One of those at the table with Jesus said to him, “Blessed is the one who will dine in the Kingdom of God.”

Over the past several days, all but one of the Gospel readings have been about Jesus dining with the Pharisees and events that took place during the meal. Interestingly enough today’s Gospel is similar to the well-know, beatitudes that Jesus taught in His Sermon on The Mount. On All Saints day, the Gospel reading was the Beatitudes and today Jesus’ teaching starts out in the form of a beatitude and the message of caring for others is carried throughout His Parable in who the master wanted his servants to bring to the banquet.

In Jesus’ parable, the master represents God, the dinner or banquet represents the Kingdom of Heaven where we are all invited. Those that the master instructed his servants to go out and invite to the banquet represent those in society that Christ came to serve, those that you and I are called to serve!

One day we will all stand before God, and He will ask us about how we lived our life. I found something that might help us all prepare for that conversation with God.

God won’t ask what kind of car we drove. He will ask how many people we took to church who didn’t have transportation.

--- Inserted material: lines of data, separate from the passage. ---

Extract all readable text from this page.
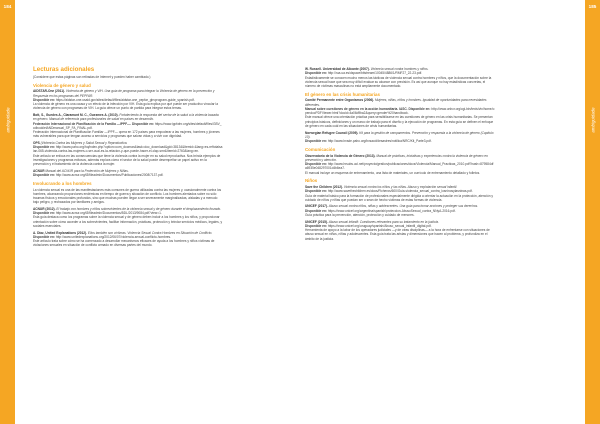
184
ambiguidade
Lecturas adicionales
(Considere que estas páginas son retiradas de Internet y pueden haber cambiado.)
Violencia de género y salud
AIDSTAR-One (2011). Violencia de género y VIH. Una guía de programa para integrar la Violencia de género en la prevención y Respuesta en los programas del PEPFAR.
Disponible en: https://aidstar-one.usaid.gov/sites/default/files/aidstar-one_pepfar_gbvprogram-guide_spanish.pdf.
La violencia de género es una causa y un efecto de la infección por VIH. Esta guía explica por qué puede ser productivo vincular la violencia de género con programas de VIH. La guía ofrece un punto de partida para integrar estos temas.
Bott, S., Guedes A., Claramunt M. C., Guezmes A. (2010). Fortaleciendo la respuesta del sector de la salud a la violencia basada en género. Manual de referencia para profesionales de salud en países en desarrollo.
Federación Internacional de Planificación de la Familia —IPPF—. Disponible en: https://www.ippfwhr.org/sites/default/files/GBV_cdbookletANDmanual_SP_FA_FINAL.pdf.
Federación Internacional de Planificación Familiar —IPPF— opera en 172 países para empoderar a las mujeres, hombres y jóvenes más vulnerables para que tengan acceso a servicios y programas que salvan vidas y a vivir con dignidad.
OPS (Violencia Contra las Mujeres y Salud Sexual y Reproductiva.
Disponible en: http://www.paho.org/hq/index.php?option=com_docman&task=doc_download&gid=38134&Itemid=&lang=es-reftotalsalan-065-violencia-contra-las-mujeres-o-ser-cual-es-la-relacion-y-que-puede-hacer-el-clap-smr&Itemid=2760&lang=en.
Este artículo se enfoca en las consecuencias que tiene la violencia contra la mujer en su salud reproductiva. Nos brinda ejemplos de investigaciones y programas exitosos, además explora cómo el sector de la salud puede desempeñar un papel activo en la prevención y el tratamiento de la violencia contra la mujer.
ACNUR Manual del ACNUR para la Protección de Mujeres y Niñas.
Disponible en: http://www.acnur.org/t3/fileadmin/Documentos/Publicaciones/2008/7137.pdf.
Involucrando a los hombres
La violencia sexual es una de las manifestaciones más comunes de guerra utilizadas contra las mujeres y, ocasionalmente contra los hombres, alcanzando proporciones endémicas en tiempo de guerra y situación de conflicto. Los hombres alentados sobre no sólo traumas físicos y emocionales profundos, sino que muchas pueden llegar a ser severamente marginalizadas, aisladas y a menudo bajo peligro, y rechazados por familiares y amigos.
ACNUR (2012). El trabajo con hombres y niños sobrevivientes de la violencia sexual y de género durante el desplazamiento forzado.
Disponible en: http://www.acnur.org/t3/fileadmin/Documentos/BDL/2013/9084.pdf?view=1.
Esta guía destaca como los programas sobre la violencia sexual y de género deben incluir a los hombres y los niños, y proporcionar orientación sobre cómo acceder a los sobrevivientes, facilitar información, prácticas, protección y brindar servicios médicos, legales, y sociales esenciales.
A. Díaz, United Explanations (2012). Ellos también son víctimas. Violencia Sexual Contra Hombres en Situación de Conflicto.
Disponible en: http://www.unitedexplanations.org/2012/06/07/violencia-sexual-conflicto-hombres.
Este artículo trata sobre cómo se ha comenzado a desarrollar mecanismos eficaces de ayuda a los hombres y niños víctimas de violaciones sexuales en situación de conflicto armado en diversas partes del mundo.
185
ambiguidade
W. Russell. Universidad de Alicante (2007). Violencia sexual contra hombres y niños.
Disponible en: http://rua.ua.es/dspace/bitstream/10045/4886/1/RMF27_22-23.pdf.
Estadísticamente se conocen mucho menos las tácticas de violencia sexual contra hombres y niños, que la documentación sobre la violencia sexual hace que sea muy difícil evaluar su alcance con precisión. Es así que aunque no hay estadísticas concretas, el número de víctimas masculinas no está ampliamente documentado.
El género en las crisis humanitarias
Comité Permanente entre Organismos (2006). Mujeres, niñas, niños y hombres. Igualdad de oportunidades para necesidades diferentes.
Manual sobre cuestiones de género en la acción humanitaria. IASC. Disponible en: http://www.unhcr.org/cgi-bin/texis/vtx/home/opendocPDFViewer.html?docid=4a06d9ba2&query=gender%20handbook.
Este manual ofrece una orientación práctica para sensibilizarse en las cuestiones de género en las crisis humanitarias. Se presentan principios básicos, definiciones y un marco de trabajo para el diseño y la ejecución de programas. En esta guía se definen el enfoque de género en cada cuál en las situaciones de crisis humanitarias.
Norwegian Refugee Council (2009). Kit para la gestión de campamentos. Prevención y respuesta a la violencia de género (Capítulo 10).
Disponible en: http://www.bvsde.paho.org/bvsacd/desastres/notilica/NRC/Kit_Parte3.pdf.
Comunicación
Observatorio de la Violencia de Género (2013). Manual de prácticas, iniciativas y experiencias contra la violencia de género en prevención y atención.
Disponible en: http://www.hrsubs.ucl.net/proyecto/gestion/publicaciones/docs/Violencia/Manual_Practicas_2010.pdf?hash=879584dfa6935e048297001d4b6ea7.
El manual incluye un esquema de entrenamiento, una lista de materiales, un currículo de entrenamiento detallado y folletos.
Niños
Save the Children (2012). Violencia sexual contra los niños y las niñas. Abuso y explotación sexual infantil.
Disponible en: http://www.savethechildren.es/docs/Ficheros/600/Guia-violencia_sexual_contra_losninosylasninas.pdf.
Guía de material básico para la formación de profesionales especialmente dirigida a orientar la actuación en la protección, atención y cuidado de niños y niñas que puedan ser o sean de hecho víctimas de estas formas de violencia.
UNICEF (2017). Abuso sexual contra niños, niñas y adolescentes. Una guía para tomar acciones y proteger sus derechos.
Disponible en: https://www.unicef.org/argentina/spanish/proteccion-AbusoSexual_contra_NNyA-2016.pdf.
Guía práctica para la prevención, atención, protección y cuidado de menores.
UNICEF (2015). Abuso sexual infantil: Cuestiones relevantes para su tratamiento en la justicia.
Disponible en: https://www.unicef.org/uruguay/spanish/Abuso_sexual_infantil_digital.pdf.
Herramienta de apoyo a la labor de los operadores judiciales —y de otras disciplinas— a la hora de enfrentarse con situaciones de abuso sexual en niños, niñas y adolescentes. Esta guía trata las aristas y dimensiones que hacen al problema, y profundiza en el ámbito de la justicia.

God won’t ask how big our house was. He will ask how many people we helped who didn’t have a house.

God won’t ask how many fancy clothes we had in our closet. He will ask how many of those clothes we gave away to the poor.

God won’t ask what our parents did to help us. He will ask what we did to help our parents.

God won’t ask what we did to help ourselves. He will ask what we did to help others.

God won’t ask how many friends we had. He will ask how many people we were a true friend to.

God won’t ask how many times we told the truth. He will ask how many times we told a lie.

God won’t ask about the color of our skin. He will ask about the color of our heart.

God won’t ask how many times our actions were like the actions of Christ. He will ask how many times they were not.

After Jesus had completed His sermon on the Beatitudes, He said these teachings are hard. He knew that those that worked every day to live a life that followed His teachings would be met with resistance by those who chose not to live their life by His teachings. Being a disciple of Jesus has never been easy. Of the eleven that remained after Jesus died on the cross for you and me, ten of them were martyred, or killed because they loved Jesus and lived to spread His teachings.

As the master said in today’s Gospel: Go out to the highways and hedgerows and make people come in that my home may be filled. God is calling each of us to do the same.

My fellow disciples, develop the habits that will help you become an example to others, let them see the Joy that comes from being a disciple of Christ. Adopt the virtues that will help you remain strong in the face of temptation. Know that Satan will test and tempt you. Know that there will be challenges along the way. Know that others will tell you that you don’t need to follow Jesus. When they do, try to remember one of the last beatitudes Jesus taught.

“Blessed are you when they insult you and persecute you and utter every kind of evil against you falsely because of me. Rejoice and be glad, for your reward will be great in heaven.”